A deer with an arrow stuck in its head was spotted this month in the back yard of a woman in New Jersey. She posted this disturbing photo on Facebook along with the comment, “He’s not in distress.” Susan Darrah, who discovered the animal, noted that the deer was traveling with four other animals and appeared to be eating just fine.
Clearly, an arrow through the head is not a healthy long-term adornment. Darrah called the New Jersey Division of Fish and Wildlife, which sent rangers to stake out Darrah’s back yard. They were able to catch the deer (nicknamed Little Steve Martin), tranquilize it, remove the arrow and release the animal.
As long as an arrow or similar object doesn’t hit major arteries or organs and deadly infection doesn’t set in, many such wounds are survivable. Last month, a young bull moose was photographed in Alaska with an arrow stuck in its face. A duck in St. Petersburg, Fla., is said to have survived several months after being impaled with an arrow last year.
Even humans have survived similar incidents. The most famous of these tales is probably that of Phineas Gage.
While helping build a railroad in Vermont in 1848, a 43-inch-long metal rod was driven up through his left cheek and out his skull. “Despite his injuries he remained conscious and only a few minutes later was sitting in an ox cart writing in his work book,” neuroscientists Kieran O’Driscoll and John Paul Leach noted in their description of the incident 150 years later.
Gage suffered “a virulent infection that rendered [him] semiconscious for a month,” they wrote. “His condition was so poor that a coffin had been prepared.”
Gage lost vision in his left eye, had facial weakness on his left side and suffered a radical change in his personality such that his friends said he was “no longer Gage.” Still, from 1851 until his death in 1860, he was able to work as a coach driver.
Gage’s survival and his preserved skull offered important contributions to early neurology. Impaled animals have also contributed to science: In particular, one provided a key clue to bird migration.
The white stork scientifically known as Ciconia ciconia can be found throughout much of Europe during warm months. But in the winter, these birds disappear, a phenomenon that perplexed Europeans for centuries. Aristotle thought that white storks, swallows, kites and doves might hibernate in winter, perhaps at the bottom of the sea. A 1703 pamphlet put forth the idea that the birds flew to the moon in the winter.
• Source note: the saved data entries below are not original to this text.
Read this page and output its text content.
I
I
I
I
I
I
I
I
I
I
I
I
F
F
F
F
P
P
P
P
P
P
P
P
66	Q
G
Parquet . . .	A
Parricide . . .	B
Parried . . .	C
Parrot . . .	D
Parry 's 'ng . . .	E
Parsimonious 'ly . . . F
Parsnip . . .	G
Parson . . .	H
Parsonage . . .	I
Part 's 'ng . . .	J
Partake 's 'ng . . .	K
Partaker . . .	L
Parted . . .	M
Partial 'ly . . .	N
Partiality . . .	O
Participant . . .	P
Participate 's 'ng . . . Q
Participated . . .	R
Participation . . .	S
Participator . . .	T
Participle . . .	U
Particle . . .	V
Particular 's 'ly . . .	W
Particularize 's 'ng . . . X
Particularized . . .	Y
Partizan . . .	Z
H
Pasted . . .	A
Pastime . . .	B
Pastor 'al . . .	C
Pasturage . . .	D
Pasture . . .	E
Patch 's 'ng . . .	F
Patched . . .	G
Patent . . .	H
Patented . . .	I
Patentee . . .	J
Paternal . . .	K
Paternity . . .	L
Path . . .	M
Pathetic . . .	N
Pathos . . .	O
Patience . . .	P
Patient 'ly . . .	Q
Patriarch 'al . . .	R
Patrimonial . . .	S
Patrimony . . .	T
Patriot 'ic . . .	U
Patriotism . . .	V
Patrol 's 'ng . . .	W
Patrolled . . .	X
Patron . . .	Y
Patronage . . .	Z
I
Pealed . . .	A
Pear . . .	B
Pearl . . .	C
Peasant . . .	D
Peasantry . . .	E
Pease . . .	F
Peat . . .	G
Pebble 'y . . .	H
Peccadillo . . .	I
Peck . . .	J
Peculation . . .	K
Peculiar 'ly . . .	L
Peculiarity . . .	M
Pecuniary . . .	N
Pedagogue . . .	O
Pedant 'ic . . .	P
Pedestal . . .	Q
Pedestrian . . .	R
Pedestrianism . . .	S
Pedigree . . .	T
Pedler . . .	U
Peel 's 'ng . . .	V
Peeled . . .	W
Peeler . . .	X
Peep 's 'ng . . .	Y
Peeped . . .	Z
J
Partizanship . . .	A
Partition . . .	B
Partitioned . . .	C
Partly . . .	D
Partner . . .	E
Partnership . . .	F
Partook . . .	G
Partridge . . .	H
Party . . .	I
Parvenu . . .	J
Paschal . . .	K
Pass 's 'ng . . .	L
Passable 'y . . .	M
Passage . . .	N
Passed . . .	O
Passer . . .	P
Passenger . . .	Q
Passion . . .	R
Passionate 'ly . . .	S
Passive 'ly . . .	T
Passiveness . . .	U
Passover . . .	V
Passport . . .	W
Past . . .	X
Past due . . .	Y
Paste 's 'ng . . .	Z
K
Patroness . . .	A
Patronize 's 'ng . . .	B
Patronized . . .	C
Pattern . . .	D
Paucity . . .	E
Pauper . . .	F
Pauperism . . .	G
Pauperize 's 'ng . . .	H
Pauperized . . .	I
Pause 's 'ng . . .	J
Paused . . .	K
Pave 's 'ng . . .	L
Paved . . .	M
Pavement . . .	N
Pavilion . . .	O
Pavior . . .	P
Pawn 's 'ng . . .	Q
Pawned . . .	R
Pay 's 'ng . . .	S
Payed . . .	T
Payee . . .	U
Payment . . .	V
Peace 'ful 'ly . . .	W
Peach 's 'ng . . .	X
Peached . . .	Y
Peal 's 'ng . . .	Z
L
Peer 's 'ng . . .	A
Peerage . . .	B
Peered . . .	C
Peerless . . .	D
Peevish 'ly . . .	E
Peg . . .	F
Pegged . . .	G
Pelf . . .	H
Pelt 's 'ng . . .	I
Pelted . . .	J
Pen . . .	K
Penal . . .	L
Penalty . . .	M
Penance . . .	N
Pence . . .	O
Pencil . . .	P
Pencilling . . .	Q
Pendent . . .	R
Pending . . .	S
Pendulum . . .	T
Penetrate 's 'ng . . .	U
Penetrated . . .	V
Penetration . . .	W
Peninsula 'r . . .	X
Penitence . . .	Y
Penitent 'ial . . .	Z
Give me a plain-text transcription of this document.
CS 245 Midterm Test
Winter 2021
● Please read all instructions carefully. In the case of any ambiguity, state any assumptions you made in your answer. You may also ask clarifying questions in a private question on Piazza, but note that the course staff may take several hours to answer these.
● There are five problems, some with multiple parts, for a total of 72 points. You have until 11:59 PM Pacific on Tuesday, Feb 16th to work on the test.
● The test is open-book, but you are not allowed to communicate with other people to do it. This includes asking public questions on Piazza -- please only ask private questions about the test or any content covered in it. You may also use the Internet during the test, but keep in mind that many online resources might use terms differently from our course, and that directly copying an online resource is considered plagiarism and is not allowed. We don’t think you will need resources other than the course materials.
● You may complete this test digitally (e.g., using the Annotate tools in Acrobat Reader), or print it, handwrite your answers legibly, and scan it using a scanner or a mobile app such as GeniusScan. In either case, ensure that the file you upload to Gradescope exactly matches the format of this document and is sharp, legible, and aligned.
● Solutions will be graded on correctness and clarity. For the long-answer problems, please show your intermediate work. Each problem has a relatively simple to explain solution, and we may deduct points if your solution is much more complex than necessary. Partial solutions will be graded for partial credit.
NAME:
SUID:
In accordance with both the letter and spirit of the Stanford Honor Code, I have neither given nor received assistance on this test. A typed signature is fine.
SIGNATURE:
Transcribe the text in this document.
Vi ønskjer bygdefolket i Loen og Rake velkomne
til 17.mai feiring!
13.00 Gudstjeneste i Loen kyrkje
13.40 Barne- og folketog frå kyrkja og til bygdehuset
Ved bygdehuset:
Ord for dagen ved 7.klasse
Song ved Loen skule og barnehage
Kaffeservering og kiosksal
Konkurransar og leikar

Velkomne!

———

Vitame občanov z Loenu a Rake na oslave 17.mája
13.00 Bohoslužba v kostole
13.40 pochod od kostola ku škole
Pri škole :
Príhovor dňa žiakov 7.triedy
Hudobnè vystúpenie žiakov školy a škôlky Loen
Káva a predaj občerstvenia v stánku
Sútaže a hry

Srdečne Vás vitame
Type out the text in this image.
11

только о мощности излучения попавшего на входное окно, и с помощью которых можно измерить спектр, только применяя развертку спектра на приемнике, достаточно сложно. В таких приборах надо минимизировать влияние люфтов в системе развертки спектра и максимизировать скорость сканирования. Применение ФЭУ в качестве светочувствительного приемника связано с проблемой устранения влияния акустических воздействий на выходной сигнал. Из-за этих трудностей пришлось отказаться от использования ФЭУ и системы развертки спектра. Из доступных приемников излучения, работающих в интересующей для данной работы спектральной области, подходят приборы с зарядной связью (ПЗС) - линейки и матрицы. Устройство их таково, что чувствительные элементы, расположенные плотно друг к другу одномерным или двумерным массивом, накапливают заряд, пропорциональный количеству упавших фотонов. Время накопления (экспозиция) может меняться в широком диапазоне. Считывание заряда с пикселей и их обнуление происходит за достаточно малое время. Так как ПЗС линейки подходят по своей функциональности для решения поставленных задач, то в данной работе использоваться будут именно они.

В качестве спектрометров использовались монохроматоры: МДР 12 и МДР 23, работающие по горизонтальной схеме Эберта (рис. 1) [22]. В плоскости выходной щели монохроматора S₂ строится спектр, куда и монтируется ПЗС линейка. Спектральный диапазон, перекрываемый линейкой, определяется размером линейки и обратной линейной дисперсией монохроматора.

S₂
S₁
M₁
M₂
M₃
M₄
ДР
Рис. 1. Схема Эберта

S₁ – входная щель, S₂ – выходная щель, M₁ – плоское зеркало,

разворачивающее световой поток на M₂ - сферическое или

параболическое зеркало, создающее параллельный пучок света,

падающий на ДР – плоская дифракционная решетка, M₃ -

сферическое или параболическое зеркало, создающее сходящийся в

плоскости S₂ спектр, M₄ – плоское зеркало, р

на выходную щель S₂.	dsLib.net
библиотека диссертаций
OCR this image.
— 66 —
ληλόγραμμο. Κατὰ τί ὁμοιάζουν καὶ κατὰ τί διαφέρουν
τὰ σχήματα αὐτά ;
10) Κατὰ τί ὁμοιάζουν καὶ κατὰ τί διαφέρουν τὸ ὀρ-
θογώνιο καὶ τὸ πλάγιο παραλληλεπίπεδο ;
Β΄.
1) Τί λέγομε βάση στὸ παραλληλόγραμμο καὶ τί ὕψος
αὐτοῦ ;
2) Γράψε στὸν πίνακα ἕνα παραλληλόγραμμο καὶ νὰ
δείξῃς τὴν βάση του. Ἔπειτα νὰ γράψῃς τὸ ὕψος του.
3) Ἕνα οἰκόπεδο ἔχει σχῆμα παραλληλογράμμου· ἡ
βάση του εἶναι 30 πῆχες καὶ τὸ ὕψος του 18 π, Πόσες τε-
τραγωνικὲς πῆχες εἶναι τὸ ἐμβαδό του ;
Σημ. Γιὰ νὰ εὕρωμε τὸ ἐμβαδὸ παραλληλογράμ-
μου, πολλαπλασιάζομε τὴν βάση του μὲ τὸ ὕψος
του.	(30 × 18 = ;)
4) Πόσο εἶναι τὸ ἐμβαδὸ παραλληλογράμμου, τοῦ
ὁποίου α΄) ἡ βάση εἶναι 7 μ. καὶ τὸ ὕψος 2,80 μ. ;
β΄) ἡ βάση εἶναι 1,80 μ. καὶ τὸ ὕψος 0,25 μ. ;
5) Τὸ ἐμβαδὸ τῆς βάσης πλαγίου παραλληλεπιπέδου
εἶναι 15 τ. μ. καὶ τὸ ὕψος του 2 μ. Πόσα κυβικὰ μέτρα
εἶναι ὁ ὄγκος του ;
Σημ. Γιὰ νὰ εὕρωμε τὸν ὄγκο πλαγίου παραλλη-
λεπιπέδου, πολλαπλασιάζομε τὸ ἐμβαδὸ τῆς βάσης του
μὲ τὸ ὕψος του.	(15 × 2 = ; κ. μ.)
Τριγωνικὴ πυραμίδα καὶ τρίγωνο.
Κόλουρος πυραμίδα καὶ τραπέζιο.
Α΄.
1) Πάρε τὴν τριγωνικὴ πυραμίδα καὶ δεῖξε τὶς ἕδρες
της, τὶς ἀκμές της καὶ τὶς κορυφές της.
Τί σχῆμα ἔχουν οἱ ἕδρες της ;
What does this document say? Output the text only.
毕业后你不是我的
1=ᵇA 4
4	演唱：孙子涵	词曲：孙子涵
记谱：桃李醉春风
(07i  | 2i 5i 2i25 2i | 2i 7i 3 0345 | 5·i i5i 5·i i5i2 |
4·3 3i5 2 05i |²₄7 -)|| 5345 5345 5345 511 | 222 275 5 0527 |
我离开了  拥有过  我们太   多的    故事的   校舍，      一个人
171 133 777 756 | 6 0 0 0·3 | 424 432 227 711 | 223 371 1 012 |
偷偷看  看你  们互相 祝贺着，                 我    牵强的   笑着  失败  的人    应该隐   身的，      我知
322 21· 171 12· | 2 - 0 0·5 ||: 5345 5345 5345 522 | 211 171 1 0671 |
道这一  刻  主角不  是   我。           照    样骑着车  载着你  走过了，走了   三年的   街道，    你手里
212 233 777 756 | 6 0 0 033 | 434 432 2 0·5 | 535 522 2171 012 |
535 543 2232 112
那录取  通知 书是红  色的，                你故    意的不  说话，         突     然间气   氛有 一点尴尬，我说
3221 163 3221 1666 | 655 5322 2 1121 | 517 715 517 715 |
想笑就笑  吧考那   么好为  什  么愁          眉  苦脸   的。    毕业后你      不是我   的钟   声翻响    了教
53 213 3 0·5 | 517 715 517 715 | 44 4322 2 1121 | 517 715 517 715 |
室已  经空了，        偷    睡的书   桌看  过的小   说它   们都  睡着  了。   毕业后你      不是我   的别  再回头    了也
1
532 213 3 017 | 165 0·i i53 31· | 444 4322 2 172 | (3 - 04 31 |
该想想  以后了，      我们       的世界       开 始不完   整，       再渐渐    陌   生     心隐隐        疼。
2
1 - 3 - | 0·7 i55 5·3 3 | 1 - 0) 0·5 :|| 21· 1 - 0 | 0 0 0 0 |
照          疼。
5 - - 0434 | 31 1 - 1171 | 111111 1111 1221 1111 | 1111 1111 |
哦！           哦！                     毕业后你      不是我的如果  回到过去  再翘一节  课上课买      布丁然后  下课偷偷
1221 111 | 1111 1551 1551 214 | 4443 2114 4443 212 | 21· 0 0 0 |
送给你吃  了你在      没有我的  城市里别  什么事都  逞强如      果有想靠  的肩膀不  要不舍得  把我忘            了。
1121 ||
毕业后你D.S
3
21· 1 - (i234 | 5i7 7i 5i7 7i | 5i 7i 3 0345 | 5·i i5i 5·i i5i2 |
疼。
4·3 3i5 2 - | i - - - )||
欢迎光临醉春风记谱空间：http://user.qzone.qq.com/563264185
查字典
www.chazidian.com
The storks fly somewhere, but not as far as the moon. They go to Africa. But the first sign of this didn’t come until May 21, 1822. The writers Joshua Foer and Dylan Thuras explain in Atlas Obscura, an online compendium of “the world’s hidden wonders”:
“A white stork, shot on the Bothmer Estate near Mecklenburg [Germany], was discovered with [a 31-inch-long] Central African spear embedded in its neck. The stork had flown the entire migratory journey from its equatorial wintering grounds in this impaled state.”
More than two dozen of these impaled storks have been documented since then, and they even have their own name in German: the pfeilstorch, or arrow stork.